During the week a total of 176 dead birds were found. These included 13 King Shags, 40 Sooty Shearwaters and a surprising total of 123 White-chinned Petrels. These totals are probably minimal. Two of the White-chinned Petrels had metal leg bands of the type used by Shane Wolsey in the late 1980s on Kidney Island. We can therefore be fairly confident that the birds that died were from the population breeding on this Island.

Two important questions are: how did they die and where? I believe that the population of Sooty Shearwaters may be 20,000 pairs or even more and that it outnumbers the population of White-chinned Petrels on Kidney Island at least 10:1, and maybe even 20:1, yet I found three times as many corpses of White-chinned Petrels as of Sooty Shearwaters. Whatever caused this mortality, it was clearly an unusual event. Since 1995 I have camped on Kidney Island for several days each year in October and November. I previously stayed there many times in spring, summer and autumn between 1958 and 1963 and have never before seen such evidence of White-chinned Petrel mortality.

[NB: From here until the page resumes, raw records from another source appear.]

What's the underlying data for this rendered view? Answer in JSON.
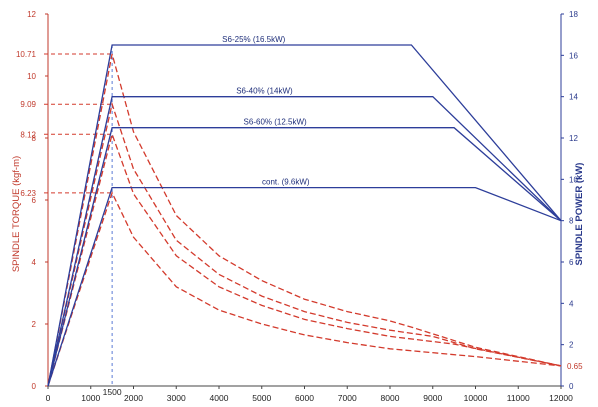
{
  "chart_data": {
    "type": "line",
    "title": "",
    "xlabel": "",
    "xlim": [
      0,
      12000
    ],
    "x_ticks": [
      0,
      1000,
      2000,
      3000,
      4000,
      5000,
      6000,
      7000,
      8000,
      9000,
      10000,
      11000,
      12000
    ],
    "x_ticks_extra": [
      1500
    ],
    "y_left": {
      "label": "SPINDLE TORQUE (kgf-m)",
      "lim": [
        0,
        12
      ],
      "ticks": [
        0,
        2,
        4,
        6,
        8,
        10,
        12
      ],
      "annotated_ticks": [
        {
          "value": 10.71,
          "label": "10.71"
        },
        {
          "value": 9.09,
          "label": "9.09"
        },
        {
          "value": 8.12,
          "label": "8.12"
        },
        {
          "value": 6.23,
          "label": "6.23"
        },
        {
          "value": 0.65,
          "label": "0.65"
        }
      ]
    },
    "y_right": {
      "label": "SPINDLE  POWER (kW)",
      "lim": [
        0,
        18
      ],
      "ticks": [
        0,
        2,
        4,
        6,
        8,
        10,
        12,
        14,
        16,
        18
      ]
    },
    "power_series": [
      {
        "label": "S6-25% (16.5kW)",
        "points": [
          [
            0,
            0
          ],
          [
            1500,
            16.5
          ],
          [
            8500,
            16.5
          ],
          [
            12000,
            8
          ]
        ]
      },
      {
        "label": "S6-40% (14kW)",
        "points": [
          [
            0,
            0
          ],
          [
            1500,
            14
          ],
          [
            9000,
            14
          ],
          [
            12000,
            8
          ]
        ]
      },
      {
        "label": "S6-60% (12.5kW)",
        "points": [
          [
            0,
            0
          ],
          [
            1500,
            12.5
          ],
          [
            9500,
            12.5
          ],
          [
            12000,
            8
          ]
        ]
      },
      {
        "label": "cont. (9.6kW)",
        "points": [
          [
            0,
            0
          ],
          [
            1500,
            9.6
          ],
          [
            10000,
            9.6
          ],
          [
            12000,
            8
          ]
        ]
      }
    ],
    "torque_series": [
      {
        "points": [
          [
            0,
            0
          ],
          [
            1500,
            10.71
          ],
          [
            2000,
            8.2
          ],
          [
            3000,
            5.5
          ],
          [
            4000,
            4.2
          ],
          [
            5000,
            3.4
          ],
          [
            6000,
            2.8
          ],
          [
            7000,
            2.4
          ],
          [
            8000,
            2.1
          ],
          [
            8500,
            1.9
          ],
          [
            10000,
            1.25
          ],
          [
            12000,
            0.65
          ]
        ]
      },
      {
        "points": [
          [
            0,
            0
          ],
          [
            1500,
            9.09
          ],
          [
            2000,
            7.0
          ],
          [
            3000,
            4.7
          ],
          [
            4000,
            3.6
          ],
          [
            5000,
            2.9
          ],
          [
            6000,
            2.4
          ],
          [
            7000,
            2.05
          ],
          [
            8000,
            1.8
          ],
          [
            9000,
            1.6
          ],
          [
            10000,
            1.2
          ],
          [
            12000,
            0.65
          ]
        ]
      },
      {
        "points": [
          [
            0,
            0
          ],
          [
            1500,
            8.12
          ],
          [
            2000,
            6.2
          ],
          [
            3000,
            4.2
          ],
          [
            4000,
            3.2
          ],
          [
            5000,
            2.6
          ],
          [
            6000,
            2.15
          ],
          [
            7000,
            1.85
          ],
          [
            8000,
            1.6
          ],
          [
            9500,
            1.35
          ],
          [
            12000,
            0.65
          ]
        ]
      },
      {
        "points": [
          [
            0,
            0
          ],
          [
            1500,
            6.23
          ],
          [
            2000,
            4.8
          ],
          [
            3000,
            3.2
          ],
          [
            4000,
            2.45
          ],
          [
            5000,
            2.0
          ],
          [
            6000,
            1.65
          ],
          [
            7000,
            1.4
          ],
          [
            8000,
            1.2
          ],
          [
            10000,
            0.95
          ],
          [
            12000,
            0.65
          ]
        ]
      }
    ],
    "grid": false,
    "legend": "none"
  }
}
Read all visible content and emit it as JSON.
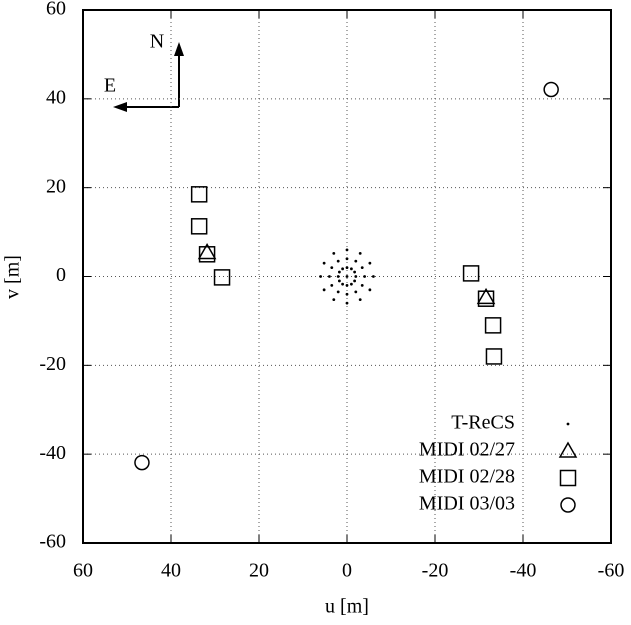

All the birds appeared to have died at sea because they came ashore waterlogged. All appeared to have fully feathered wings and I had no evidence of Sea Lions or gulls catching them by their burrows or on the beach. White-Chinned Petrels have been the victims of thoughtless longline fishing methods in the southern oceans, but it seems very unlkely that birds removed from hooks well out to sea would come ashore in the Landing Bay of Kidney Island, within a stretch of water only 300m wide between East Falkland and the island. Further, none of the beaks that were visible showed any signs of having been tom from a large fish-hook. An explanation is not obvious, but it would be good to know why these birds died in case it is possible to prevent such high mortality occurring again.